Self-portrait. Berthe Morisot. 1885. Private Collection.

[My desire] is limited to wanting to capture something that passes; oh, just something! the least of things. And yet that ambition is still unreasonable! A distinctive pose of Julie, a smile, a flower, a fruit, the branch of a tree, and every once in a while a more vivid reminder of my family, just one of these would suffice.
Berthe Morisot (1841-1895)

Berthe Morisot and Eugene Manet married on December 22, 1874 in the local church, Our Lady of Grace in Passy. Morisot's life-altering choice, to marry and to marry this particular man, provides a window into the head and heart of this woman.

Eugene Manet (1833-1893) was the second of three sons born into a wealthy and socially prominent family. He was very different from his brothers, Édouard and Gustave, in both physical appearance and temperament. With his beard and silky blonde hair he somewhat resembled Édouard, though Eugene was slighter and less dashing. He also had a decidedly more romantic aesthetic on life and love. His brothers were drawn to the glittering and provocative life of mid-nineteenth century Paris. Eugene, on the other hand, was more private and self-effacing, sensitive to the point of being high-strung. Because of his significant financial assets, he chose to be a man of leisure rather than pursue any particular occupation as his brothers did.

When the relationship between Morisot and Manet began to warm, Mme. Morisot voiced her objections. She found him high-strung -- to the point of being in ill health --and too idle to make a good marital partner. Morisot's father lived a dissolute life and after a lengthy illness had recently died. For years, Mme. Morisot had nursed him and her concerns about Morisot's marriage were likely due to that. Despite how much she had pressured her daughter to marry, Eugene seemed an unhappy choice. But Mme Morisot was wrong.

I've found an honest and excellent young man who, I believe, sincerely loves me. I've entered into the positive side of life after having lived for a long time by chimeras. A letter from Berthe Morisot to her brother Tiburce (January 1875)

Morisot was always ambivalent about pursuing her work as an artist, in lieu of marriage and family.
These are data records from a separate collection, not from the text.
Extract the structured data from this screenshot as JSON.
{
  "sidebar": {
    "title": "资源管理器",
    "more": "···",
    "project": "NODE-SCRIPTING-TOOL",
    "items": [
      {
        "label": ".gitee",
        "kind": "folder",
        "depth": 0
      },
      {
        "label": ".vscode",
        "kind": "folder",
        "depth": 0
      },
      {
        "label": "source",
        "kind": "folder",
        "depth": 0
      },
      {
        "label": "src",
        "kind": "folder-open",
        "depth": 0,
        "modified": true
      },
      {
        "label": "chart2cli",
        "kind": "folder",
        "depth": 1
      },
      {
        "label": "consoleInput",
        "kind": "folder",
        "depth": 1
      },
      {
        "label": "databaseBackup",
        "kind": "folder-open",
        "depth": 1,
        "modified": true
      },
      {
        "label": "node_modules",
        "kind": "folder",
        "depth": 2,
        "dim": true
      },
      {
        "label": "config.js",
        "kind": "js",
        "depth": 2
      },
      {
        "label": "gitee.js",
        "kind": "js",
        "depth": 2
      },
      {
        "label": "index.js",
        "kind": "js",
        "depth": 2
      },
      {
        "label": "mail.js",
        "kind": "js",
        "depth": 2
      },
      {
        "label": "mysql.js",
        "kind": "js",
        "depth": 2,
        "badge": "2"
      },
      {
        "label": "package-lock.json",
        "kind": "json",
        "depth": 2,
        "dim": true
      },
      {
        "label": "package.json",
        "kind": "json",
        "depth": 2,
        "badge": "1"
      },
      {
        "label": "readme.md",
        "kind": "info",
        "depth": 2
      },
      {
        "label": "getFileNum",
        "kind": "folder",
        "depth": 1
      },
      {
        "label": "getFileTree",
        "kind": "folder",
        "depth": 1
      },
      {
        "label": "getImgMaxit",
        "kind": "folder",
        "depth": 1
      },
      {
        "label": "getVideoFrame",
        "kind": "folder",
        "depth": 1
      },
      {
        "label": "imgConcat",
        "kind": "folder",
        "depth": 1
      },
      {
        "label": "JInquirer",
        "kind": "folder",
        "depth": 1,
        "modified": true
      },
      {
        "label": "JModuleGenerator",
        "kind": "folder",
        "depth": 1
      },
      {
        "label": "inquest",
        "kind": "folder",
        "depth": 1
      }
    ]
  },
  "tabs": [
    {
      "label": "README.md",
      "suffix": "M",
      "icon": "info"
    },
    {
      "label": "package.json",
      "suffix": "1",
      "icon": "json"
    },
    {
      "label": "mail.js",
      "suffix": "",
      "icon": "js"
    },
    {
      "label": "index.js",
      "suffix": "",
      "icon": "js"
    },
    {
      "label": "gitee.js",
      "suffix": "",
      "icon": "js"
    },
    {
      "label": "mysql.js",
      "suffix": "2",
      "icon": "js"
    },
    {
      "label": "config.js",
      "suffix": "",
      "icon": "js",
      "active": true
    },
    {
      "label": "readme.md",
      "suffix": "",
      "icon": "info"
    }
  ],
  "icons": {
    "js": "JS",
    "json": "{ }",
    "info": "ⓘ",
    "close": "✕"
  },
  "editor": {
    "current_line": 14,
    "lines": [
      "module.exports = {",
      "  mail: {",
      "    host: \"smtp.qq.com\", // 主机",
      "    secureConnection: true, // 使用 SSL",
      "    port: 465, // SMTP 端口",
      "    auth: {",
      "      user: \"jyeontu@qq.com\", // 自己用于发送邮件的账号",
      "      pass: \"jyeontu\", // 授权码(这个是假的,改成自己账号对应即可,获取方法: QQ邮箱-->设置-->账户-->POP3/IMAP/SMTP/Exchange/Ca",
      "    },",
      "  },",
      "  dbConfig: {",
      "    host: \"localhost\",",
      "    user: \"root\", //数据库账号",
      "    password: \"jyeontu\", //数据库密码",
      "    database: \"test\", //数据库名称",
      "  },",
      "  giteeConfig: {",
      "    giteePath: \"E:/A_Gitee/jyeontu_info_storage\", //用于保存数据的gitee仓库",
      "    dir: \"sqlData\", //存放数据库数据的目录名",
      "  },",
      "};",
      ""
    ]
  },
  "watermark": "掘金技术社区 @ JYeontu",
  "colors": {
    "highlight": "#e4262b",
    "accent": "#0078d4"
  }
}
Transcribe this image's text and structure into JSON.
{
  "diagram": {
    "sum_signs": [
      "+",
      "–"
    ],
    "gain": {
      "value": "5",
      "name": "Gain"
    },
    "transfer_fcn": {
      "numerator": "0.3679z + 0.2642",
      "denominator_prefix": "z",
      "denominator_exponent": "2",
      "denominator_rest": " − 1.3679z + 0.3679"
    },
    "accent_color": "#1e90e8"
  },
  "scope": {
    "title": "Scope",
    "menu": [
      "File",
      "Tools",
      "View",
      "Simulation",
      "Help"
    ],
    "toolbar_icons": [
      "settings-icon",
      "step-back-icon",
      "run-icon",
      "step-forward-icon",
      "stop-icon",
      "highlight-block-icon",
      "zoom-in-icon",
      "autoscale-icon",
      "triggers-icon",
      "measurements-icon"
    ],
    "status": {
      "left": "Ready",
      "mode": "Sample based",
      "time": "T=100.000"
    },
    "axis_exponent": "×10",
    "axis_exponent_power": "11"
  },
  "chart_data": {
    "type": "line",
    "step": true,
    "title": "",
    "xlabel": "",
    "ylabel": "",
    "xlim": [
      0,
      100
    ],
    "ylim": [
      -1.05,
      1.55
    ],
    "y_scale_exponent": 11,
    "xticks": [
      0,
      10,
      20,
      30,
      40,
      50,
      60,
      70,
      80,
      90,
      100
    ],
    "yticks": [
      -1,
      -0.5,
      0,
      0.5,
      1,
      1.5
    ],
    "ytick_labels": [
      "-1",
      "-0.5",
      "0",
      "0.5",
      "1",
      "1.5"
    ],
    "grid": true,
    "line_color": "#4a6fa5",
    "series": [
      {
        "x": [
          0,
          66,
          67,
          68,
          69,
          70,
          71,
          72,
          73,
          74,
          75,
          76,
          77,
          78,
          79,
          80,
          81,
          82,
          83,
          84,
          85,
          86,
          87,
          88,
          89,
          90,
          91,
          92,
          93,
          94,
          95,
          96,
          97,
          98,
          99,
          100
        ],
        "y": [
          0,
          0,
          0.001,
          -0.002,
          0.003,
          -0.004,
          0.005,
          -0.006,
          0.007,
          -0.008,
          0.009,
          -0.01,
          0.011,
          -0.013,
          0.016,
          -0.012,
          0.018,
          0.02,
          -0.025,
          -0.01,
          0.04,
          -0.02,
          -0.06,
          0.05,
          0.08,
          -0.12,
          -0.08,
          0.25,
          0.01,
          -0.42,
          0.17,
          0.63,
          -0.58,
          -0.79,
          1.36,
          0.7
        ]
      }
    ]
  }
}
She and her sister Edma exchanged letters over a period of years, Edma questioning her decision to abandon painting and Morisot assuring her that it is sad to be alone; despite anything that might be said or done, a woman has an immense need of affection. And yet Morisot, acutely sensitive and self-reflective, chose to remain single, weathering her isolation while becoming an increasingly accomplished artist.

For three years Manet and Morisot grew closer. The turning point came when their families vacationed together at the seaport of Fécamp in the summer of 1874. While painting side by side near a naval construction site, the two decided to marry. Marriage was certainly the expected choice at that time. Yet she had remained single into her thirties. To say that her age, coupled with parental and societal pressure, determined her choice is to underrate both Manet and Morisot. When Morisot decided to marry, she chose a man that was entrenched in the art world that she loved and unfailingly supportive and, if their correspondence is any indication, deeply in love with her.

In 1878 they had their first and only child, Julie (1878-1966). We know few particulars of her childhood and her formal education. Through Morisot's art, however, we have an intimate look at their family life. Though Manet was a less frequent subject, he appeared in other works, including Eugene Manet and his daughter in the garden at Bougival (1881) and Eugene Manet on the Isle of Wight (1875).

During the eighteen year marriage, she created over 350 artistic works. That kind of productivity from a married female artist was unheard of at the time. In addition, until Manet's death in 1893, they were both active in the Parisian art and literary world, their home serving as a gathering place for artists and writers of late nineteenth century France. However, what is perhaps most telling is that in 1885, Morisot produced her first self-portraits. Up until that time, her brother-in-law, Édouard Manet, had held dominion over her image.

Toward the end of his life, Manet's health was poor. Morisot was frail throughout as well, battling her own health problems and tendency toward melancholy. By the age of sixteen, Julie was parentless. In 1893, after a prolonged decline in health, Manet died. Two years later, after nursing Julie through a case of influenza, Morisot contracted pneumonia and died. Stéphane Mallarmé, a Symbolist poet and close family friend, became her legal guardian. Like her mother and her uncle Édouard, Julie had a facility for painting and became an artist in her own right. In 1900 she married fellow artist Ernest Rouart. They had three sons.